Berechnung der tatsächlichen Bruttobezüge bzw. der steuerpflichtigen Bezüge:

Bei der Erstellung des in Rede stehenden Lohnzettels wurde wie folgt vorgegangen: Von den Bruttobezügen (210) wurden - die Sozialversicherungsbeiträge in Abzug gebracht (230), - keine Lohnsteuer abgezogen und - keine einbehaltene Lohnsteuer berücksichtigt (260).

Bei dieser Vorgangsweise wird übersehen, dass der Bw. in Wahrheit folgende Beträge ausbezahlt erhielt:

Jänner 2010:


Tabelle in neuem Fenster öffnen
Bruttobezug Jänner 2010
2.785,00 €
- Sozialversicherungsbeitrag
-498,68 €
- Lohnsteuer
-458,44 €
Netto(lohn)
1.827,88 €

Februar 2010:


Tabelle in neuem Fenster öffnen
Bruttobezug Februar 2010
2.820,00 €
- Sozialversicherungsbeitrag
-502,32 €
- Lohnsteuer
-465,51 €
Netto(lohn)
1.852,17 €

März 2010:


Tabelle in neuem Fenster öffnen
Bruttobezug März 2010
2.925,00 €
- Sozialversicherungsbeitrag
-513,24 €
- Lohnsteuer
-486,72 €
Netto(lohn)
1.925,04 €

Die Nichtmeldung und -abfuhr der Lohnsteuer an das Betriebsstättenfinanzamt kam, wie aus den vorgelegten Lohnabrechnungen hervorgeht und zudem mit den Erfahrungen des Wirtschaftslebens sowie den in gleichgelagerten Fällen gewonnenen Erkenntnissen im Einklang steht, nicht dem Arbeitnehmer, sondern dem seine Steuerpflichten verletzenden Arbeitgeber zugute.

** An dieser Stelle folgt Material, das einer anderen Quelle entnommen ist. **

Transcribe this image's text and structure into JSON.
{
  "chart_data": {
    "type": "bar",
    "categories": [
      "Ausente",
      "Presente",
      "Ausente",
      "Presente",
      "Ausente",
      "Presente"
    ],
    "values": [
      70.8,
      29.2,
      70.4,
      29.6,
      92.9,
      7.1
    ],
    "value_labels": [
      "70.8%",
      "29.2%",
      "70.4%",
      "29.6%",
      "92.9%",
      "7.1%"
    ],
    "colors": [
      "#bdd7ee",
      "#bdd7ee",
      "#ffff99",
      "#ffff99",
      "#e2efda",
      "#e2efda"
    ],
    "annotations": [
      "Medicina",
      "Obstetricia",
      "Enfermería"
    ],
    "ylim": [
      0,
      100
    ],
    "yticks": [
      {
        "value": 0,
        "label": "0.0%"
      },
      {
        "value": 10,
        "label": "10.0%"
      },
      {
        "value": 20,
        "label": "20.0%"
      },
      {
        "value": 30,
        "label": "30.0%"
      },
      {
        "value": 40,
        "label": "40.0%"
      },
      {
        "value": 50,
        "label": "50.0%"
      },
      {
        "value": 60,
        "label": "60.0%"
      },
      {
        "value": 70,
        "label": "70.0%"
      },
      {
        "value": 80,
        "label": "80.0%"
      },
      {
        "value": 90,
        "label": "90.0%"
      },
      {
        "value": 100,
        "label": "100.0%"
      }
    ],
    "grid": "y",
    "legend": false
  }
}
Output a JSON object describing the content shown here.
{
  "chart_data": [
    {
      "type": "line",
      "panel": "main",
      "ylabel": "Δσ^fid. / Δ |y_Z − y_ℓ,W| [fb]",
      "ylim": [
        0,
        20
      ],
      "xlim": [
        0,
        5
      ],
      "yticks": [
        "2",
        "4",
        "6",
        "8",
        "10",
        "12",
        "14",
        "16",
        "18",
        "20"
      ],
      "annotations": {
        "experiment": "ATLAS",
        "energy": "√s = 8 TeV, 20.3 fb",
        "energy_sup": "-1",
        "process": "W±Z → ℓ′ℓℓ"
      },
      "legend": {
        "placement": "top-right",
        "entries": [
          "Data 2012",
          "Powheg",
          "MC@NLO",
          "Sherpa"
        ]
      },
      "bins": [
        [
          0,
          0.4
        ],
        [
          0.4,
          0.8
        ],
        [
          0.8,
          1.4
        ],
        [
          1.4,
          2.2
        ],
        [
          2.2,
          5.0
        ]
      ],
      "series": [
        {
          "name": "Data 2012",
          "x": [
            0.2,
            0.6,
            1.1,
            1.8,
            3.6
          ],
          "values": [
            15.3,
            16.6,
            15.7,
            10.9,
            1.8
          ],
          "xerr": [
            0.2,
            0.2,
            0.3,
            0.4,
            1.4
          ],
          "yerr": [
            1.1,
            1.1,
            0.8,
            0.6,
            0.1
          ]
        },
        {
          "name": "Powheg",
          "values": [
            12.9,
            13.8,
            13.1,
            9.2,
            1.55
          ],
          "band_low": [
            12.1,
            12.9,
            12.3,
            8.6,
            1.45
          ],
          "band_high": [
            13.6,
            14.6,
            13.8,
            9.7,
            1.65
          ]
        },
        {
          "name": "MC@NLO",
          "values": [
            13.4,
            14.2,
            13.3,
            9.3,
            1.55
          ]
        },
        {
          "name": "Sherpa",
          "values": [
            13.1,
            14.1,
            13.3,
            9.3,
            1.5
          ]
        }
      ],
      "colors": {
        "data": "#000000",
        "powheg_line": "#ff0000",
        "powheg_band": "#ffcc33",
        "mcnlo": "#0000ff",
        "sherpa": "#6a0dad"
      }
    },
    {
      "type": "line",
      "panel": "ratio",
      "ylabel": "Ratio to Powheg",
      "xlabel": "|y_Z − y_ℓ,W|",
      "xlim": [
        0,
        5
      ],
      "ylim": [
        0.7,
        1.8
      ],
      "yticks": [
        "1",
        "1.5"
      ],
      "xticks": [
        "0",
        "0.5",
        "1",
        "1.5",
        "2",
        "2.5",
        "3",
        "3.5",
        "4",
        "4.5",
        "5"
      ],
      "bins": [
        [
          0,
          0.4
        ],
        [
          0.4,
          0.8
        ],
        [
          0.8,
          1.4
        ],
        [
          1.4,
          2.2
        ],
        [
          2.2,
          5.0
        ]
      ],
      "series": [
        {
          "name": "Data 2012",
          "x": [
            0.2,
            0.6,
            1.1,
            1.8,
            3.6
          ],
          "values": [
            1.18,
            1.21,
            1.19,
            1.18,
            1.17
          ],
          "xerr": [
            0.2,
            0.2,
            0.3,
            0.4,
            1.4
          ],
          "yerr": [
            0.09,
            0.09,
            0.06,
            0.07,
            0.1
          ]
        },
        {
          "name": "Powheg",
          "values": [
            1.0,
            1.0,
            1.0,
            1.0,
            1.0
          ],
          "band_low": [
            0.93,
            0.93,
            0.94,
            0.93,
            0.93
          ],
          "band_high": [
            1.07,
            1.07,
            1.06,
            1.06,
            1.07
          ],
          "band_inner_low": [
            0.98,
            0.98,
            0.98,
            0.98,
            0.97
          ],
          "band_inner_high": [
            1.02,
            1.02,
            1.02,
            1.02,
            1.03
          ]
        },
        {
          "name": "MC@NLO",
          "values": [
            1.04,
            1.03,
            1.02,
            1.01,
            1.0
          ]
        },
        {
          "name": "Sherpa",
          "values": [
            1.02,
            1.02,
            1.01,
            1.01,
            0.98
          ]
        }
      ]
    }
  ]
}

Wird unter der Kennzahl 260 infolge Nichtmeldung und -abfuhr von Lohnsteuer zutreffend keine "einbehaltene Lohnsteuer" berücksichtigt, müssen die dem Bw. von seinem (steuerunredlichen) Arbeitgeber vorenthaltenen Beträge bei seinen (Brutto)Bezügen in Abzug gebracht werden. Andernfalls würde mittels Bescheid ein Lohn versteuert werden, den der Bw. in dieser Höhe tatsächlich gar nicht erhalten hat.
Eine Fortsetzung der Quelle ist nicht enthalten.